I was inspired by Elsa Schiaparelli, the 20th century female surrealist designer, to make silk roses to sew onto the shoulders of my jacket. In order to make the roses, I used a variety of pink silks. I used a cross-stitch fabric as my base, which I cut to form a circle (any thick fabric, like felt, will do). I then cut a piece of the silk in a petal shape, gathered it, and sewed it onto the thick fabric vertically to make the central bud of the rose. I wrapped a different pink around the rest of the circle horizontally to make the rose, sewing it in place as I went. Then I ironed the rose flat. I found that if I used a slightly too-hot iron in different parts, it discolored the silk a bit to give it a more aged look. Finally, I sewed my roses onto the jacket, being careful not to make the stitches too obvious.
On a recent trip to the Wallace Collection in London, I was inspired by the 18th century painter François Boucher to paint a Rococo-style scene on the back of my jacket. I discovered that it is possible to paint denim with acrylic paint–AND IT STAYS! (I even tested this for you by washing my jacket on a quick wash at a hot temperature.) Then I embroidered some cherub patches that I had made. If you want to do this, I suggest using a fabric-marking pen on a light material, like sheets.
You can paint the denim jacket just like you would paint a canvas.
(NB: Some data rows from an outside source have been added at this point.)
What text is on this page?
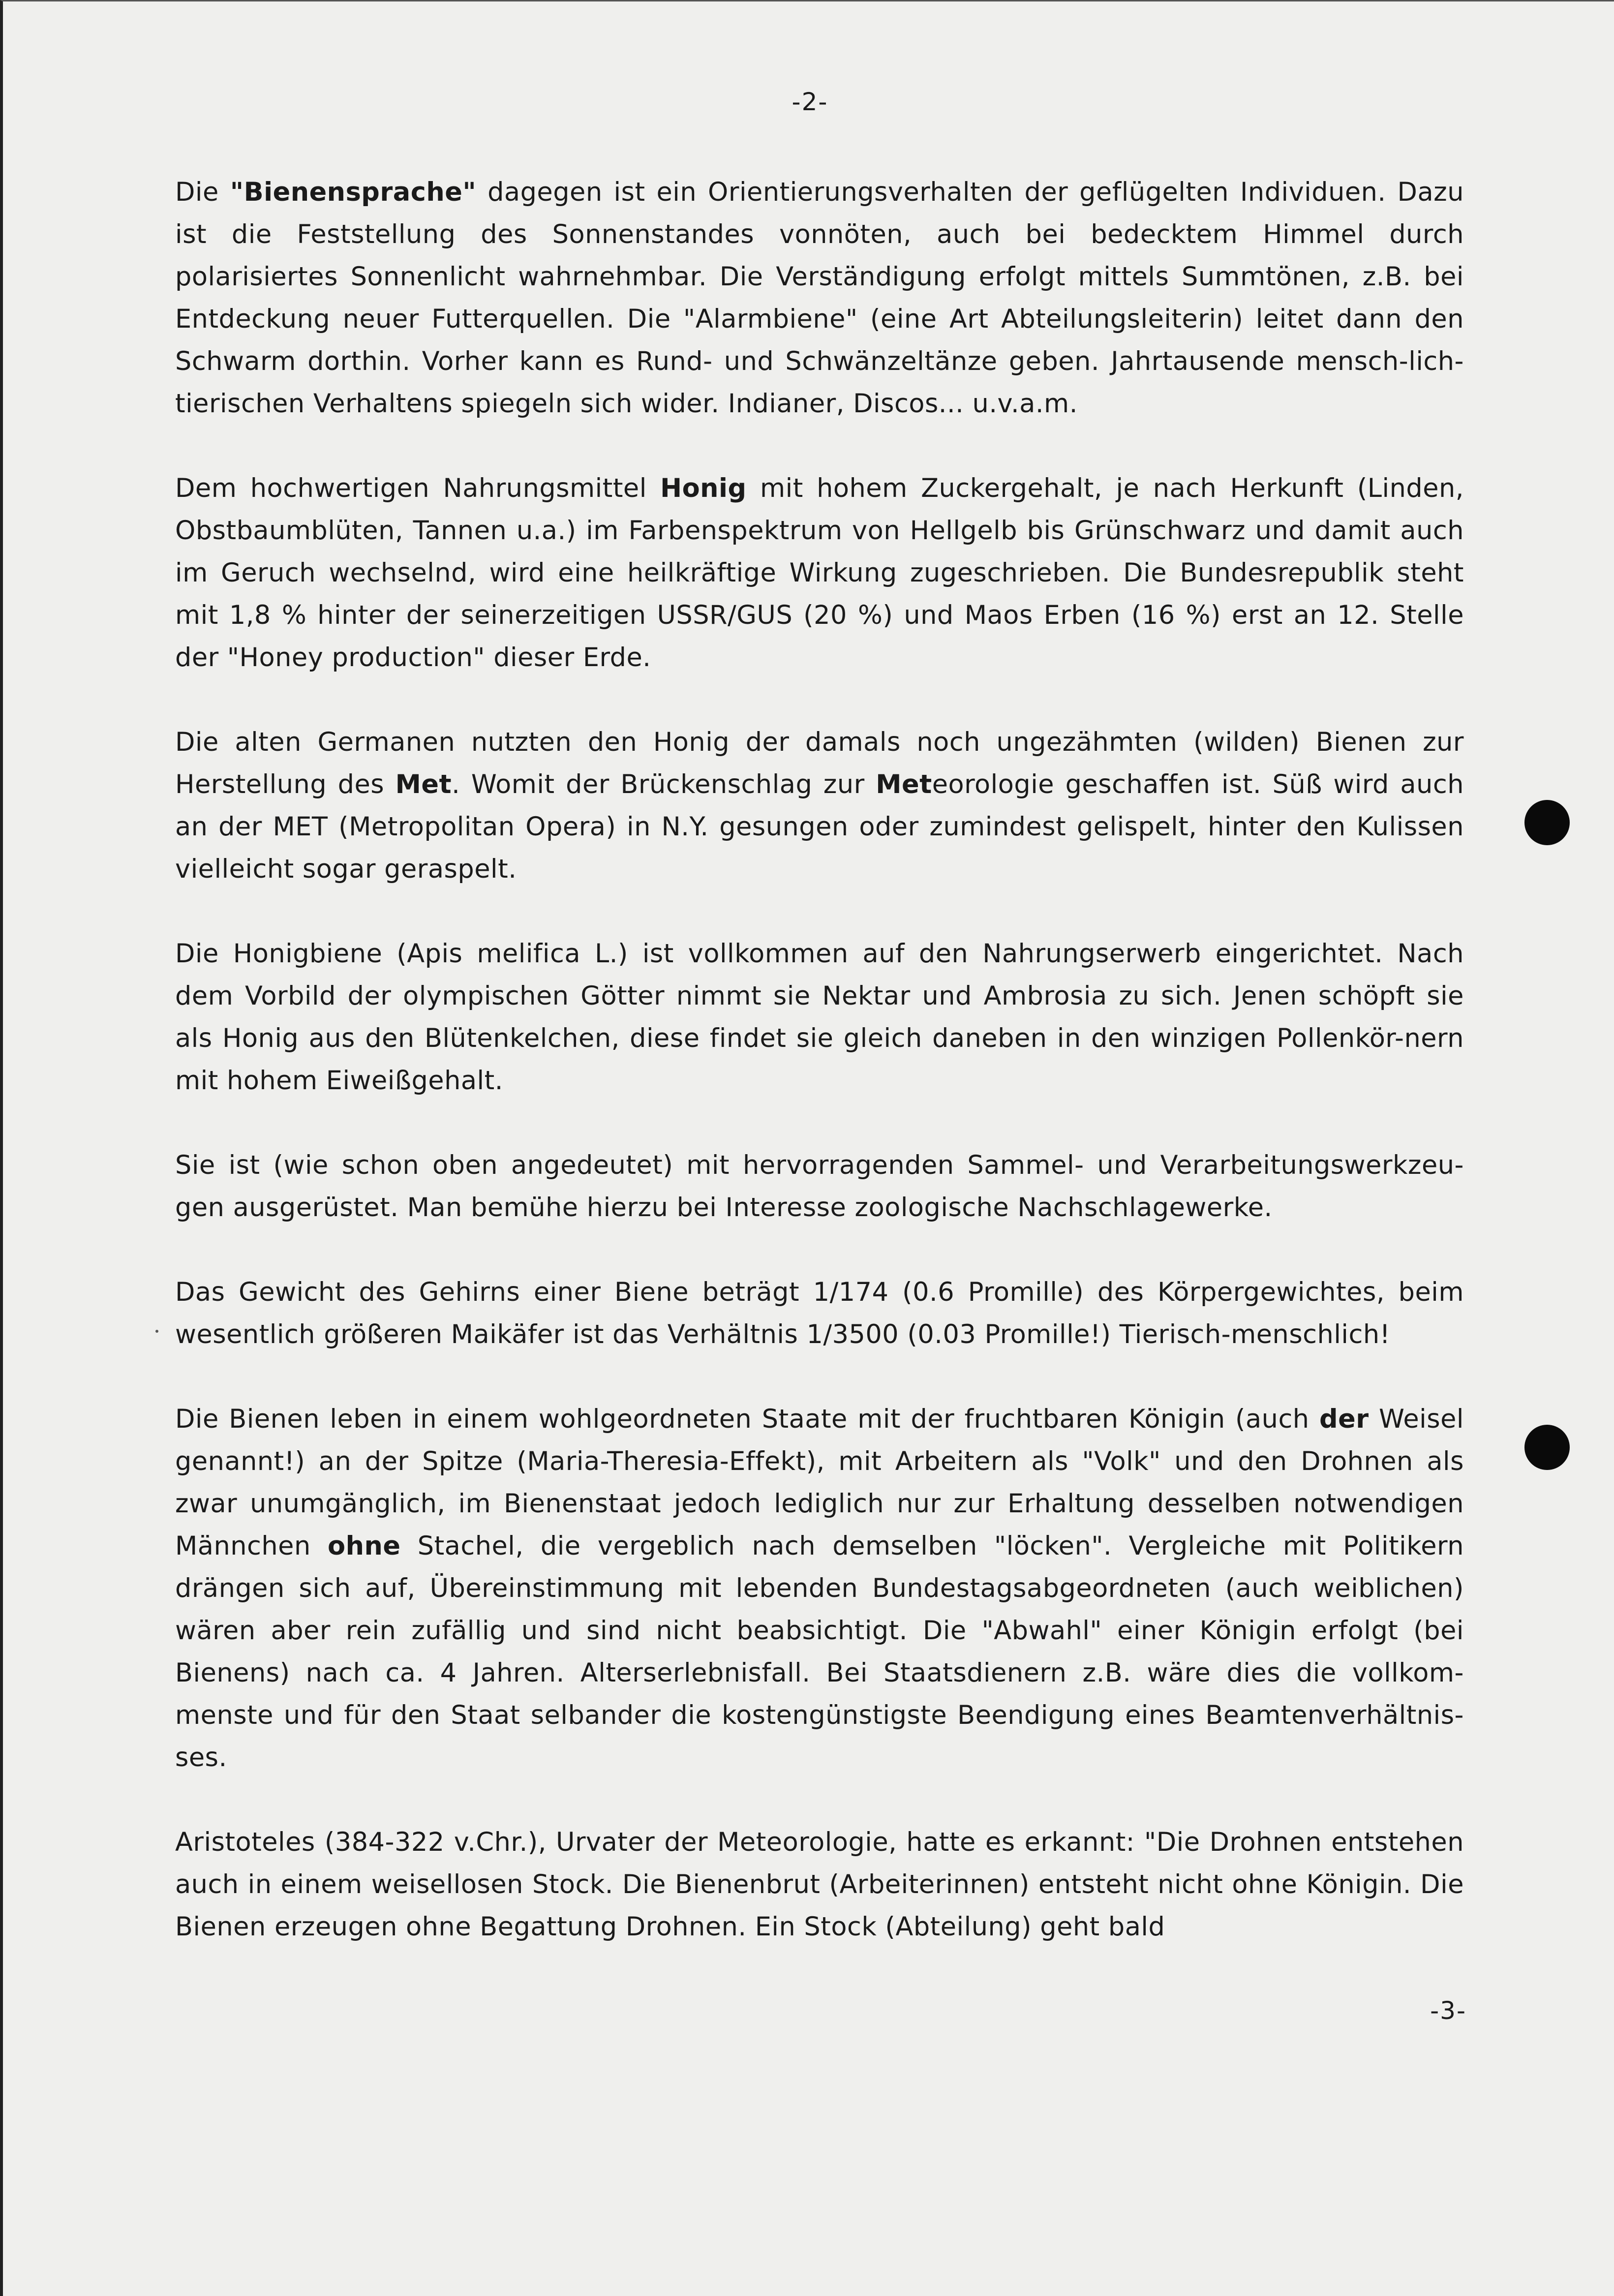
-2-

Die "Bienensprache" dagegen ist ein Orientierungsverhalten der geflügelten Individuen. Dazu ist die Feststellung des Sonnenstandes vonnöten, auch bei bedecktem Himmel durch polarisiertes Sonnenlicht wahrnehmbar. Die Verständigung erfolgt mittels Summtönen, z.B. bei Entdeckung neuer Futterquellen. Die "Alarmbiene" (eine Art Abteilungsleiterin) leitet dann den Schwarm dorthin. Vorher kann es Rund- und Schwänzeltänze geben. Jahrtausende mensch-lich-tierischen Verhaltens spiegeln sich wider. Indianer, Discos... u.v.a.m.

Dem hochwertigen Nahrungsmittel Honig mit hohem Zuckergehalt, je nach Herkunft (Linden, Obstbaumblüten, Tannen u.a.) im Farbenspektrum von Hellgelb bis Grünschwarz und damit auch im Geruch wechselnd, wird eine heilkräftige Wirkung zugeschrieben. Die Bundesrepublik steht mit 1,8 % hinter der seinerzeitigen USSR/GUS (20 %) und Maos Erben (16 %) erst an 12. Stelle der "Honey production" dieser Erde.

Die alten Germanen nutzten den Honig der damals noch ungezähmten (wilden) Bienen zur Herstellung des Met. Womit der Brückenschlag zur Meteorologie geschaffen ist. Süß wird auch an der MET (Metropolitan Opera) in N.Y. gesungen oder zumindest gelispelt, hinter den Kulissen vielleicht sogar geraspelt.

Die Honigbiene (Apis melifica L.) ist vollkommen auf den Nahrungserwerb eingerichtet. Nach dem Vorbild der olympischen Götter nimmt sie Nektar und Ambrosia zu sich. Jenen schöpft sie als Honig aus den Blütenkelchen, diese findet sie gleich daneben in den winzigen Pollenkör-nern mit hohem Eiweißgehalt.

Sie ist (wie schon oben angedeutet) mit hervorragenden Sammel- und Verarbeitungswerkzeu-gen ausgerüstet. Man bemühe hierzu bei Interesse zoologische Nachschlagewerke.

Das Gewicht des Gehirns einer Biene beträgt 1/174 (0.6 Promille) des Körpergewichtes, beim wesentlich größeren Maikäfer ist das Verhältnis 1/3500 (0.03 Promille!) Tierisch-menschlich!

Die Bienen leben in einem wohlgeordneten Staate mit der fruchtbaren Königin (auch der Weisel genannt!) an der Spitze (Maria-Theresia-Effekt), mit Arbeitern als "Volk" und den Drohnen als zwar unumgänglich, im Bienenstaat jedoch lediglich nur zur Erhaltung desselben notwendigen Männchen ohne Stachel, die vergeblich nach demselben "löcken". Vergleiche mit Politikern drängen sich auf, Übereinstimmung mit lebenden Bundestagsabgeordneten (auch weiblichen) wären aber rein zufällig und sind nicht beabsichtigt. Die "Abwahl" einer Königin erfolgt (bei Bienens) nach ca. 4 Jahren. Alterserlebnisfall. Bei Staatsdienern z.B. wäre dies die vollkom-menste und für den Staat selbander die kostengünstigste Beendigung eines Beamtenverhältnis-ses.

Aristoteles (384-322 v.Chr.), Urvater der Meteorologie, hatte es erkannt: "Die Drohnen entstehen auch in einem weisellosen Stock. Die Bienenbrut (Arbeiterinnen) entsteht nicht ohne Königin. Die Bienen erzeugen ohne Begattung Drohnen. Ein Stock (Abteilung) geht bald

-3-
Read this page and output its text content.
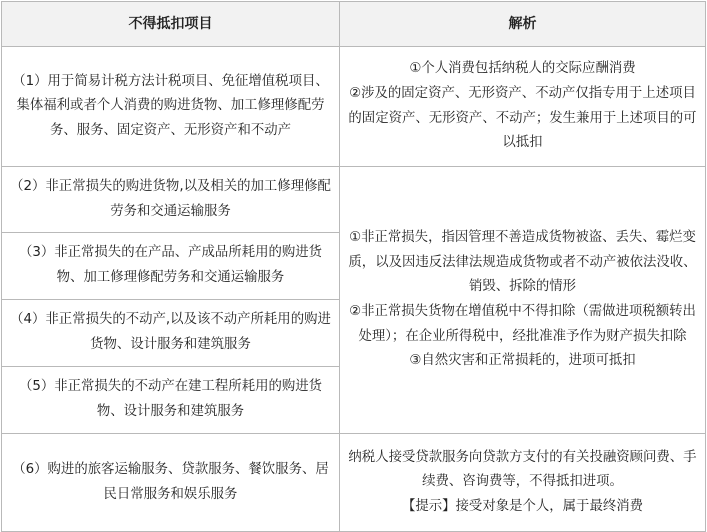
不得抵扣项目	解析
（1）用于简易计税方法计税项目、免征增值税项目、集体福利或者个人消费的购进货物、加工修理修配劳务、服务、固定资产、无形资产和不动产	①个人消费包括纳税人的交际应酬消费
②涉及的固定资产、无形资产、不动产仅指专用于上述项目的固定资产、无形资产、不动产；发生兼用于上述项目的可以抵扣

（2）非正常损失的购进货物,以及相关的加工修理修配劳务和交通运输服务	①非正常损失，指因管理不善造成货物被盗、丢失、霉烂变质，以及因违反法律法规造成货物或者不动产被依法没收、销毁、拆除的情形
②非正常损失货物在增值税中不得扣除（需做进项税额转出处理）；在企业所得税中，经批准准予作为财产损失扣除
③自然灾害和正常损耗的，进项可抵扣

（3）非正常损失的在产品、产成品所耗用的购进货物、加工修理修配劳务和交通运输服务	
（4）非正常损失的不动产,以及该不动产所耗用的购进货物、设计服务和建筑服务	
（5）非正常损失的不动产在建工程所耗用的购进货物、设计服务和建筑服务	
（6）购进的旅客运输服务、贷款服务、餐饮服务、居民日常服务和娱乐服务	纳税人接受贷款服务向贷款方支付的有关投融资顾问费、手续费、咨询费等，不得抵扣进项。
【提示】接受对象是个人，属于最终消费
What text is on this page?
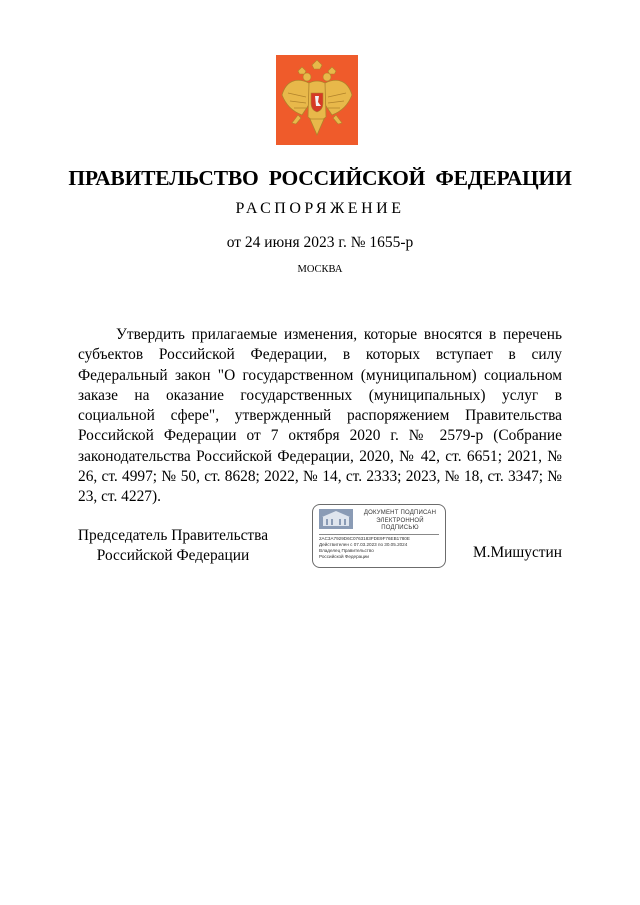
ПРАВИТЕЛЬСТВО РОССИЙСКОЙ ФЕДЕРАЦИИ
РАСПОРЯЖЕНИЕ
от 24 июня 2023 г. № 1655-р
МОСКВА
Утвердить прилагаемые изменения, которые вносятся в перечень субъектов Российской Федерации, в которых вступает в силу Федеральный закон "О государственном (муниципальном) социальном заказе на оказание государственных (муниципальных) услуг в социальной сфере", утвержденный распоряжением Правительства Российской Федерации от 7 октября 2020 г. № 2579-р (Собрание законодательства Российской Федерации, 2020, № 42, ст. 6651; 2021, № 26, ст. 4997; № 50, ст. 8628; 2022, № 14, ст. 2333; 2023, № 18, ст. 3347; № 23, ст. 4227).
Председатель Правительства Российской Федерации
ДОКУМЕНТ ПОДПИСАН ЭЛЕКТРОННОЙ ПОДПИСЬЮ
2AC3A7929D6C0763183FDE9F76EB1780E
Действителен с 07.03.2023 по 30.05.2024
Владелец Правительство Российской Федерации	М.Мишустин
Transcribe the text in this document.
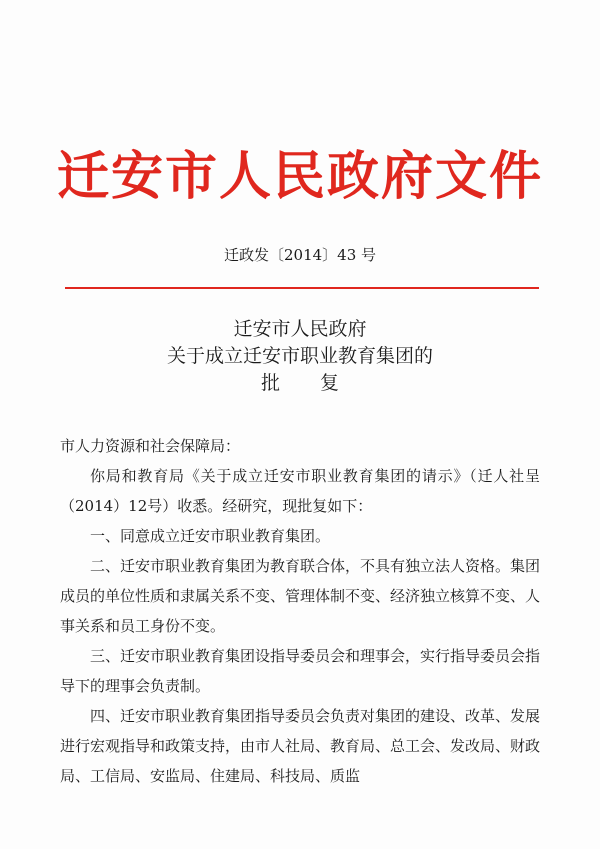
迁安市人民政府文件
迁政发〔2014〕43 号
迁安市人民政府
关于成立迁安市职业教育集团的
批复
市人力资源和社会保障局：
你局和教育局《关于成立迁安市职业教育集团的请示》（迁人社呈（2014）12号）收悉。经研究，现批复如下：
一、同意成立迁安市职业教育集团。
二、迁安市职业教育集团为教育联合体，不具有独立法人资格。集团成员的单位性质和隶属关系不变、管理体制不变、经济独立核算不变、人事关系和员工身份不变。
三、迁安市职业教育集团设指导委员会和理事会，实行指导委员会指导下的理事会负责制。
四、迁安市职业教育集团指导委员会负责对集团的建设、改革、发展进行宏观指导和政策支持，由市人社局、教育局、总工会、发改局、财政局、工信局、安监局、住建局、科技局、质监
If you’re going to have a go at painting a sky and you want it to look realistic, imagine the position of the sun and the direction its rays are coming from. On my jacket, I imagined the sun being at top-left-hand corner, so the top-left-hand clouds are white, while the bottom-right-hand ones are the darkest. (This is a helpful tutorial.)
I also safety-pinned other patches I had made to the front of jacket. The one above was a drawing I made, scanned, printed, and transferred to fabric using Dylon Image Maker. You could also use iron-on transfers. I then appliquéd this to a backing fabric and added trim. Finished!